Beberapa negara malah menerapkan tarif pajak karbon yang cukup tinggi seperti misalnya Swedia dengan tarif US$137,24 per tCO2e dan Swiss dengan tarif US$101,47 per tCO2e. Pajak karbon dikenakan pada setiap pemakaian bahan bakar yang dapat menghasilkan emisi gas karbon dan dihitung dengan satuan ton karbon dioksida ekuivalen (tCO2e)

Bagaimana dengan Indonesia?

Untuk membatasi emisi karbon, termasuk dengan pemberlakuan pajak karbon, pemerintah kita juga tidak tinggal diam. Upaya-upaya untuk merealisasikan pajak karbon sudah dimulai sejak tahun 2021 dengan pembuatan peraturan pendukung yang tertuang dalam Undang-undang Harmonisasi Peraturan Perpajakan (UU HPP).

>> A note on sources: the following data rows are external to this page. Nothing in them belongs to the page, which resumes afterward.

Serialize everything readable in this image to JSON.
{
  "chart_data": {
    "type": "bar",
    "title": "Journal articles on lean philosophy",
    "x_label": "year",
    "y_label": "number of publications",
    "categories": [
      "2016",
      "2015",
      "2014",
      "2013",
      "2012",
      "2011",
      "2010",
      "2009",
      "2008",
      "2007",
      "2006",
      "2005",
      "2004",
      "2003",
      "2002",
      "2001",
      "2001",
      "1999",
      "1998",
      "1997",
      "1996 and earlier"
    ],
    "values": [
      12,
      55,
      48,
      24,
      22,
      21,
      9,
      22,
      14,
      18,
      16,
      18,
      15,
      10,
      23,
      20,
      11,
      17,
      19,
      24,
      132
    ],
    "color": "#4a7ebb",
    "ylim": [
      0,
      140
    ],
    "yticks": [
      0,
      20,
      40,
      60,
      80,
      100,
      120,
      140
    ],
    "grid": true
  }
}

Merujuk portal klikpajak.id, peta jalan penerapan pajak karbon tanah air dimulai pada tahun 2021 lalu berupa pembahasan dan penetapan RUU HPP dengan salah satu klausul mengenai pajak karbon, finalisasi Perpres Nilai Ekonomi Karbon, pengembangan mekanisme teknis pajak karbon dan bursa karbon serta piloting perdagangan karbon di sektor pembangkit listrik oleh kementerian ESDM dengan harga paling rendah Rp30.000 per tCO2e.

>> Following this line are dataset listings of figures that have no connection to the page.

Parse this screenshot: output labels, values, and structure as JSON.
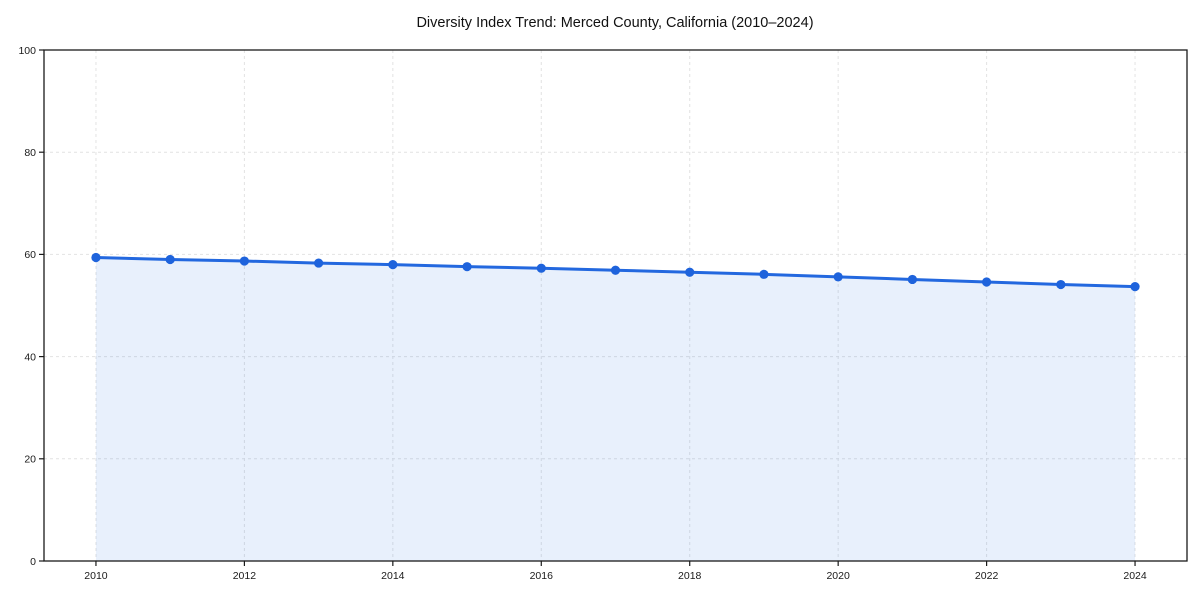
{
  "chart_data": {
    "type": "line",
    "title": "Diversity Index Trend: Merced County, California (2010–2024)",
    "xlabel": "",
    "ylabel": "",
    "x": [
      2010,
      2011,
      2012,
      2013,
      2014,
      2015,
      2016,
      2017,
      2018,
      2019,
      2020,
      2021,
      2022,
      2023,
      2024
    ],
    "series": [
      {
        "name": "Diversity Index",
        "values": [
          59.4,
          59.0,
          58.7,
          58.3,
          58.0,
          57.6,
          57.3,
          56.9,
          56.5,
          56.1,
          55.6,
          55.1,
          54.6,
          54.1,
          53.7
        ]
      }
    ],
    "xlim": [
      2009.3,
      2024.7
    ],
    "ylim": [
      0,
      100
    ],
    "xticks": [
      2010,
      2012,
      2014,
      2016,
      2018,
      2020,
      2022,
      2024
    ],
    "yticks": [
      0,
      20,
      40,
      60,
      80,
      100
    ],
    "grid": true,
    "grid_style": "dashed",
    "legend_position": "none",
    "marker": "circle",
    "area_fill": true,
    "colors": {
      "line": "#2368df",
      "marker": "#1e63dc",
      "fill": "rgba(34,104,223,0.10)",
      "grid": "#e2e2e2",
      "spine": "#1a1a1a",
      "text": "#1a1a1a",
      "title": "#111111",
      "background": "#ffffff"
    }
  }
}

Lalu yang dilakukan pada tahun 2022 adalah penetapan cap (batas atas emisi) untuk sektor pembangkit listrik batu bara oleh kementerian ESDM. Per 1 April 2022 penerapan pajak karbon sudah dilakukan tapi secara terbatas untuk PLTU batu bara dengan tarif Rp30.000 per tCO2e.

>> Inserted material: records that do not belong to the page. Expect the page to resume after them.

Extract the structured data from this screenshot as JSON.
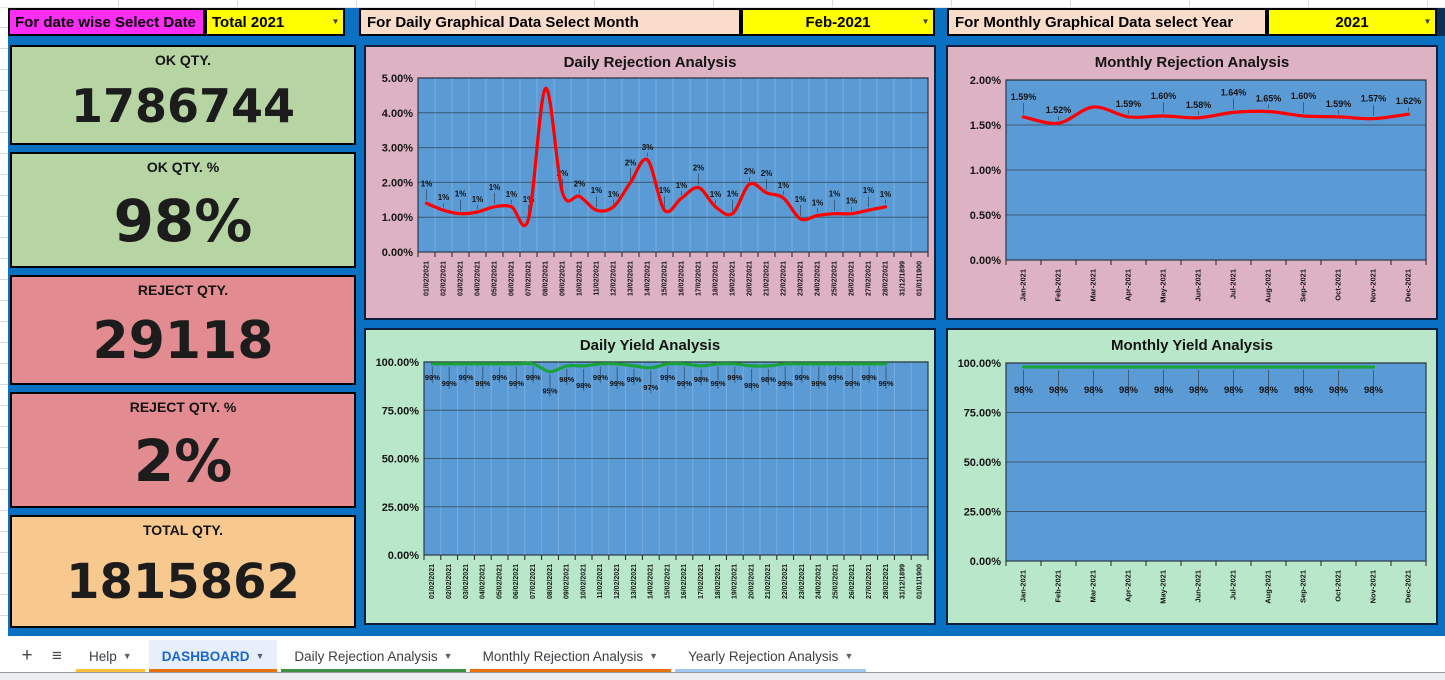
{
  "selector_bar": {
    "date_label": "For date wise Select Date",
    "date_value": "Total 2021",
    "month_label": "For Daily Graphical Data Select Month",
    "month_value": "Feb-2021",
    "year_label": "For Monthly Graphical Data select Year",
    "year_value": "2021"
  },
  "kpi_cards": [
    {
      "title": "OK QTY.",
      "value": "1786744",
      "color": "#b6d5a3",
      "value_size": 46
    },
    {
      "title": "OK QTY. %",
      "value": "98%",
      "color": "#b6d5a3",
      "value_size": 58
    },
    {
      "title": "REJECT QTY.",
      "value": "29118",
      "color": "#e28b90",
      "value_size": 52
    },
    {
      "title": "REJECT QTY. %",
      "value": "2%",
      "color": "#e28b90",
      "value_size": 58
    },
    {
      "title": "TOTAL QTY.",
      "value": "1815862",
      "color": "#f8c98e",
      "value_size": 48
    }
  ],
  "colors": {
    "dashboard_bg": "#0a70c2",
    "plot_bg": "#5b9bd5",
    "rejection_panel_bg": "#ddb2c3",
    "yield_panel_bg": "#b9e7ca",
    "rejection_line": "#ff0000",
    "yield_line": "#1aa33c",
    "selector_magenta": "#fd2df5",
    "selector_yellow": "#ffff00",
    "selector_peach": "#fadcca"
  },
  "chart_data": [
    {
      "id": "daily-rejection",
      "type": "line",
      "title": "Daily Rejection Analysis",
      "panel_bg": "#ddb2c3",
      "plot_bg": "#5b9bd5",
      "line_color": "#ff0000",
      "ylim": [
        0,
        5
      ],
      "y_ticks": [
        {
          "v": 0,
          "label": "0.00%"
        },
        {
          "v": 1,
          "label": "1.00%"
        },
        {
          "v": 2,
          "label": "2.00%"
        },
        {
          "v": 3,
          "label": "3.00%"
        },
        {
          "v": 4,
          "label": "4.00%"
        },
        {
          "v": 5,
          "label": "5.00%"
        }
      ],
      "categories": [
        "01/02/2021",
        "02/02/2021",
        "03/02/2021",
        "04/02/2021",
        "05/02/2021",
        "06/02/2021",
        "07/02/2021",
        "08/02/2021",
        "09/02/2021",
        "10/02/2021",
        "11/02/2021",
        "12/02/2021",
        "13/02/2021",
        "14/02/2021",
        "15/02/2021",
        "16/02/2021",
        "17/02/2021",
        "18/02/2021",
        "19/02/2021",
        "20/02/2021",
        "21/02/2021",
        "22/02/2021",
        "23/02/2021",
        "24/02/2021",
        "25/02/2021",
        "26/02/2021",
        "27/02/2021",
        "28/02/2021",
        "31/12/1899",
        "01/01/1900"
      ],
      "values": [
        1.4,
        1.2,
        1.1,
        1.15,
        1.3,
        1.3,
        0.95,
        4.7,
        1.7,
        1.6,
        1.2,
        1.3,
        2.0,
        2.65,
        1.2,
        1.55,
        1.85,
        1.3,
        1.1,
        1.95,
        1.7,
        1.55,
        0.95,
        1.05,
        1.1,
        1.1,
        1.2,
        1.3
      ],
      "point_labels": [
        "1%",
        "1%",
        "1%",
        "1%",
        "1%",
        "1%",
        "1%",
        "",
        "2%",
        "2%",
        "1%",
        "1%",
        "2%",
        "3%",
        "1%",
        "1%",
        "2%",
        "1%",
        "1%",
        "2%",
        "2%",
        "1%",
        "1%",
        "1%",
        "1%",
        "1%",
        "1%",
        "1%"
      ],
      "label_pos": "above",
      "grid": true,
      "legend": "none"
    },
    {
      "id": "monthly-rejection",
      "type": "line",
      "title": "Monthly Rejection Analysis",
      "panel_bg": "#ddb2c3",
      "plot_bg": "#5b9bd5",
      "line_color": "#ff0000",
      "ylim": [
        0,
        2
      ],
      "y_ticks": [
        {
          "v": 0,
          "label": "0.00%"
        },
        {
          "v": 0.5,
          "label": "0.50%"
        },
        {
          "v": 1,
          "label": "1.00%"
        },
        {
          "v": 1.5,
          "label": "1.50%"
        },
        {
          "v": 2,
          "label": "2.00%"
        }
      ],
      "categories": [
        "Jan-2021",
        "Feb-2021",
        "Mar-2021",
        "Apr-2021",
        "May-2021",
        "Jun-2021",
        "Jul-2021",
        "Aug-2021",
        "Sep-2021",
        "Oct-2021",
        "Nov-2021",
        "Dec-2021"
      ],
      "values": [
        1.59,
        1.52,
        1.7,
        1.59,
        1.6,
        1.58,
        1.64,
        1.65,
        1.6,
        1.59,
        1.57,
        1.62
      ],
      "point_labels": [
        "1.59%",
        "1.52%",
        "",
        "1.59%",
        "1.60%",
        "1.58%",
        "1.64%",
        "1.65%",
        "1.60%",
        "1.59%",
        "1.57%",
        "1.62%"
      ],
      "label_pos": "above",
      "grid": true,
      "legend": "none"
    },
    {
      "id": "daily-yield",
      "type": "line",
      "title": "Daily Yield Analysis",
      "panel_bg": "#b9e7ca",
      "plot_bg": "#5b9bd5",
      "line_color": "#1aa33c",
      "ylim": [
        0,
        100
      ],
      "y_ticks": [
        {
          "v": 0,
          "label": "0.00%"
        },
        {
          "v": 25,
          "label": "25.00%"
        },
        {
          "v": 50,
          "label": "50.00%"
        },
        {
          "v": 75,
          "label": "75.00%"
        },
        {
          "v": 100,
          "label": "100.00%"
        }
      ],
      "categories": [
        "01/02/2021",
        "02/02/2021",
        "03/02/2021",
        "04/02/2021",
        "05/02/2021",
        "06/02/2021",
        "07/02/2021",
        "08/02/2021",
        "09/02/2021",
        "10/02/2021",
        "11/02/2021",
        "12/02/2021",
        "13/02/2021",
        "14/02/2021",
        "15/02/2021",
        "16/02/2021",
        "17/02/2021",
        "18/02/2021",
        "19/02/2021",
        "20/02/2021",
        "21/02/2021",
        "22/02/2021",
        "23/02/2021",
        "24/02/2021",
        "25/02/2021",
        "26/02/2021",
        "27/02/2021",
        "28/02/2021",
        "31/12/1899",
        "01/01/1900"
      ],
      "values": [
        99,
        99,
        99,
        99,
        99,
        99,
        99,
        95,
        98,
        98,
        99,
        99,
        98,
        97,
        99,
        99,
        98,
        99,
        99,
        98,
        98,
        99,
        99,
        99,
        99,
        99,
        99,
        99
      ],
      "point_labels": [
        "99%",
        "99%",
        "99%",
        "99%",
        "99%",
        "99%",
        "99%",
        "95%",
        "98%",
        "98%",
        "99%",
        "99%",
        "98%",
        "97%",
        "99%",
        "99%",
        "98%",
        "99%",
        "99%",
        "98%",
        "98%",
        "99%",
        "99%",
        "99%",
        "99%",
        "99%",
        "99%",
        "99%"
      ],
      "label_pos": "below",
      "grid": true,
      "legend": "none"
    },
    {
      "id": "monthly-yield",
      "type": "line",
      "title": "Monthly Yield Analysis",
      "panel_bg": "#b9e7ca",
      "plot_bg": "#5b9bd5",
      "line_color": "#1aa33c",
      "ylim": [
        0,
        100
      ],
      "y_ticks": [
        {
          "v": 0,
          "label": "0.00%"
        },
        {
          "v": 25,
          "label": "25.00%"
        },
        {
          "v": 50,
          "label": "50.00%"
        },
        {
          "v": 75,
          "label": "75.00%"
        },
        {
          "v": 100,
          "label": "100.00%"
        }
      ],
      "categories": [
        "Jan-2021",
        "Feb-2021",
        "Mar-2021",
        "Apr-2021",
        "May-2021",
        "Jun-2021",
        "Jul-2021",
        "Aug-2021",
        "Sep-2021",
        "Oct-2021",
        "Nov-2021",
        "Dec-2021"
      ],
      "values": [
        98,
        98,
        98,
        98,
        98,
        98,
        98,
        98,
        98,
        98,
        98
      ],
      "point_labels": [
        "98%",
        "98%",
        "98%",
        "98%",
        "98%",
        "98%",
        "98%",
        "98%",
        "98%",
        "98%",
        "98%"
      ],
      "label_pos": "below",
      "grid": true,
      "legend": "none"
    }
  ],
  "sheet_tabs": {
    "add_button": "+",
    "menu_button": "≡",
    "items": [
      {
        "label": "Help",
        "active": false,
        "underline": "#fdc13b"
      },
      {
        "label": "DASHBOARD",
        "active": true,
        "underline": "#e8710a"
      },
      {
        "label": "Daily Rejection Analysis",
        "active": false,
        "underline": "#3d9144"
      },
      {
        "label": "Monthly Rejection Analysis",
        "active": false,
        "underline": "#e8710a"
      },
      {
        "label": "Yearly Rejection Analysis",
        "active": false,
        "underline": "#a3c9f2"
      }
    ]
  }
}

Nah, menurut peta jalan tersebut pada tahun 2025 penetapan aturan pelaksanaan pajak karbon sudah dilakukan juga pada sektor lainnya. Perluasan sektor pajak karbon ini dilakukan secara bertahap sesuai dengan kesiapan sektor yang dimaksud. Ini berarti tahun depan kita sudah akan mengimplementasikan pajak karbon secara penuh.

Untuk mengurangi emisi karbon, pajak karbon adalah terobosan yang baik dan sudah terbukti efektif di beberapa negara yang sudah lebih dulu mengimplementasikannya. Tapi dari perspektif ekonomi, terobosan ini memiliki konsekuensi sekaligus tantangan yang harus diantisipasi oleh pemerintah selaku pengambil kebijakan agar implementasinya berjalan mulus dan membuahkan hasil yang diharapkan.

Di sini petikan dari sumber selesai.